During periods of natural high contention, the system deepens and narrows the pipeline, attempting to retain the aggregate total throughput. As the contended workload reduces the immediate throughput, the pipeline continues to process other unrelated transactions. Once the contended region passes, the system is now able to commit those transactions in a quick burst.

For long naturally contended workloads, like a meme coin rush, the system employs robust observability tools and can detect contested state or contract domains that cause the workflow to narrow. It can then report back with specific advisories about the incoming traffic that the operator may act on. The system is able to advise how to reorder the incoming traffic to have a strictly better performance envelope both in latency and throughput, without making any participant worse off.

Adversarial workloads are also detected. The system can detect if it was saturated by single or multiple lanes of degenerate traffic and can be tweaked to confine them to specific envelopes, as a matter of policy or at runtime.

Contract analysis and synthesis

Velarium uses a JIT recompilation and analysis pipeline to prepare and process contract execution. This targets two main goals:

The first one is the contract analysis data. Velarium extracts information about state access profile, and feeds that data to the scheduler. The scheduler is then able to make informed decisions and create a better execution profile for the incoming transaction batch. This is akin to chains that require the developers to provide explicit access lists, but with higher granularity and precision.

The second one, is the creation of a natively recompiled contract. The recompiled version embeds cooperation machinery, chain semantics (e.g. gas calculation) and execution trace (in case of zk). Additionally it strips the source bytecode ISA machinery. This serves several purposes:

Better per core performance. By recompiling the contract into native code, it can be executed much faster, improving per-core performance.
Enables scheduler cooperation. This is required to be able to allow transactions to pause and resume on phase boundaries or to be scheduled in special execution phases. It also reduces the operating system involvement in program’s execution, further reducing overhead.
Embeds and optimizes chain semantics. This is particularly important for zero-knowledge systems, that generate heavy execution traces for the proof system. By embedding the trace emission within the contract logic, the CPU is able to increase its own pipeline saturation, greatly increasing the performance and shadowing much of the trace generation. Non zk systems also enjoy increased performance from embedding gas calculations, just to a lesser extent.

Velarium targets EVM as the first bytecode language to support, but it potentially supports any bytecode: RISC-V, Move, WASM, etc. It intentionally separates source bytecode processing from analysis and compilation through an own intermediary representation.

Highly optimized and hardware aware

Special care was taken in designing Velarium to be both algorithmically efficient and to map well onto real hardware. Data locality, cache efficiency, memory and I/O traffic are all taken into account.

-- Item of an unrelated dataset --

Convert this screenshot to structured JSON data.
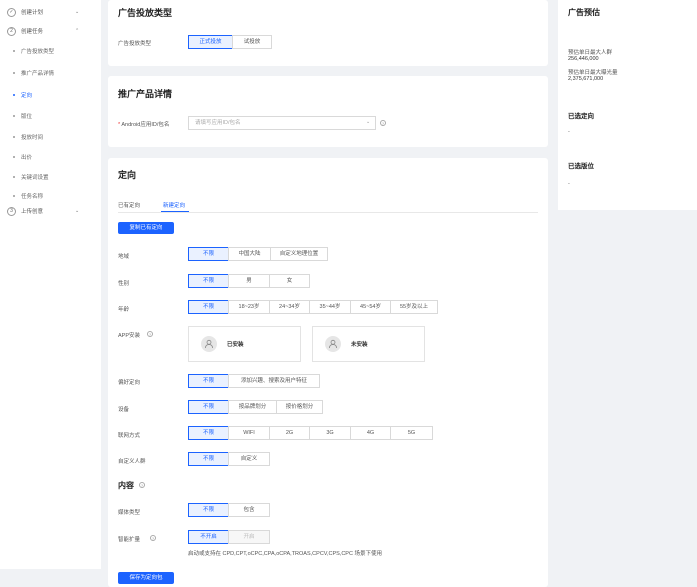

State is managed integrally with the execution, making sure that hot state is kept in CPU caches most of the time for the fastest access possible. Cold state accesses, when it needs to be fetched from network or disk, and even warm accesses, when it is fetched from memory, are shadowed by compute from other transactions, effectively hiding state access latency.

The cluster and system topology are designed so that network usage scales as close to linearly as possible with cluster and machine size. Velarium actively uses data streaming, reducing the number of packets in flight, ensuring that network bandwidth, rather than message management, stays the limiting factor.